Saturday, 20 June 2015

Popcorn Night: San Andreas



It is universally known that all earthquakes are terrible, no matter how prepared one is. The horrid thought of man-made civilization perishing away from brutal and uncontrollable forces can send a chill down anyone’s spine as they foreshadow the amount of destruction to be had. And that’s what this latest flick tries to illustrate in all of its Hollywood glory.

What happened:

After a 7.1 magnitude earthquake struck the Hoover Dam in Colorado, earthquake researcher and California Institute of Technology Professor Lawrence Hayes was left traumatized. Just before his eyes, cars were instantly pushed around like Hot Wheels, and the concrete divider which separated the dam’s bodies of water began to crumble as if it were made of drywall. Shocked by the outcome, Hayes promptly flew back to California and furthered his research of seismic activity along the Southern United States, only to be met with horror while being interviewed about the Colorado incident. Just moments after beginning, one student from the lab bolted towards him and interrupted the question period, saying in a hasty manner that a series of massive earthquakes would hit any city or landmark lying on the San Andreas Fault. Hayes rejected the idea at first, but was later told that all monitoring equipment in that region was properly calibrated and therefore free from error. Not believing what he was told, he grabbed the tablet with the collected data from the hands of his student, looking over the bizarre readings and even blinking twice to make sure that he wasn't hallucinating. Residents living near that area were later hit with an earthquake which was catastrophically gigantic, and stood amidst crumbling buildings and screams while forcefully crossing their fingers and hoping for survival. Meanwhile, main character and Los Angeles Fire Department rescue pilot Ray (played by Dwayne Johnson) loses sight of his ex-wife Emma and daughter Blake (both of which are located in San Francisco) and must scour the disheveled city in order to rescue them from peril. However, this proves to be a struggle as the entire city is ensued in chaos, unsure of what to do and where to go next. Matters are only made worse as a series of earthquakes follow, leading to a tsunami and the splitting of California into two parts.

The good and the bad:
While it may not have been the first film centered around forces of nature stirring metropolitan regions in the United States, San Andreas had an amazing story in which a torn family relationship is ironically mended together following one of the worst natural disasters to ever hit America in approximately two hundred years. Johnson was also a perfect fit to play the role as main character given his timid personality and muscular build, therefore making him the perfect silver screen father and firefighter. Even the setting of the movie was excellent as it thickened the story line, showing that no city (popular or not) is ever safe from destruction, and that in the end, nothing materialized can ever have a value which is even remotely comparable to human life.

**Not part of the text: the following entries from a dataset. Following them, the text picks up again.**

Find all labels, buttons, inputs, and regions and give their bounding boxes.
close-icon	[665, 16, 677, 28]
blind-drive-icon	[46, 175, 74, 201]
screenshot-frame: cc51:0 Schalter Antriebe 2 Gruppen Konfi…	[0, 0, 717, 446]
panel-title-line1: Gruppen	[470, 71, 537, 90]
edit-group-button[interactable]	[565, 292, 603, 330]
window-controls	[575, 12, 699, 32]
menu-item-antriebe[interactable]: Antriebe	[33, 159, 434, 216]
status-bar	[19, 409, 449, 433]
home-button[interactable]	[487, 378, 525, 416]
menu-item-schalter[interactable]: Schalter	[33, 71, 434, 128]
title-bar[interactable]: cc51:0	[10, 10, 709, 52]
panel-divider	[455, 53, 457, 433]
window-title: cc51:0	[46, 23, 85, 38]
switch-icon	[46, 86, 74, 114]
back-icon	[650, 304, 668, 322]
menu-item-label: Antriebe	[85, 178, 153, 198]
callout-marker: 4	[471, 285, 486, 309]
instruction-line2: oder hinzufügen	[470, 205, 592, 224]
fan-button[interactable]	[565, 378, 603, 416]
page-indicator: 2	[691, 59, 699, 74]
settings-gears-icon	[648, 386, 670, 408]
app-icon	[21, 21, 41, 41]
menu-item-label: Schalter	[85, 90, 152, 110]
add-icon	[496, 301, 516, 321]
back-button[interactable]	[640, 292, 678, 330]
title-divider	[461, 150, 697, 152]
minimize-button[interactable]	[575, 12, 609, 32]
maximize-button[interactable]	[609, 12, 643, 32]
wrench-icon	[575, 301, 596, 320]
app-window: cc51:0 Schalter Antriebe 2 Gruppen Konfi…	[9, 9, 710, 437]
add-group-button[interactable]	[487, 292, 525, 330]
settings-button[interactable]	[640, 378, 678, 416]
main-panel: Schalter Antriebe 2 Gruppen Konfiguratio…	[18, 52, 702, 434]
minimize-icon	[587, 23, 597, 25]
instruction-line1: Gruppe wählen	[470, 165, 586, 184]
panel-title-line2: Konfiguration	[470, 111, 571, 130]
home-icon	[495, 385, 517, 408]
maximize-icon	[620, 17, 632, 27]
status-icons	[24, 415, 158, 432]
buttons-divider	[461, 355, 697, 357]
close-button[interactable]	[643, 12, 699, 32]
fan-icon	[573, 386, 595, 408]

However, despite the movie’s good story line, there were some scenes in which the computer animations gave an unrealistic feel to the film. For example, when Ray crash-landed his helicopter into the front of a store window after it succumbed to engine failure, the chopper was barely damaged despite the forceful impact which it fell victim to. Another incident similar to this one could be seen near the end of the movie when Ray rides a Ski Doo and has a close encounter with the rotating fins of a large shipping vessel. But instead of severely damaging anything, the shipping vessel simply rips the roof off of the Ski Doo, leaving Ray and Emma completely unscathed despite them being inches away from danger. Although it is understandable that scenes such as this need to be included in the film to make it ripe with suspense and action, the filmmakers still could have improved on the level of drama which was used.

 Summing it up:

San Andreas is a film that won’t disappoint anyone looking for a Hollywood-esque storyline, though it was overly dramatic in some cases. Regardless, it was extremely enjoyable to watch (despite the technical difficulties which interrupted the movie playback at my local cinema,) and won’t disappoint any Dwayne Johnson fan or Hollywood blockbuster aficionado.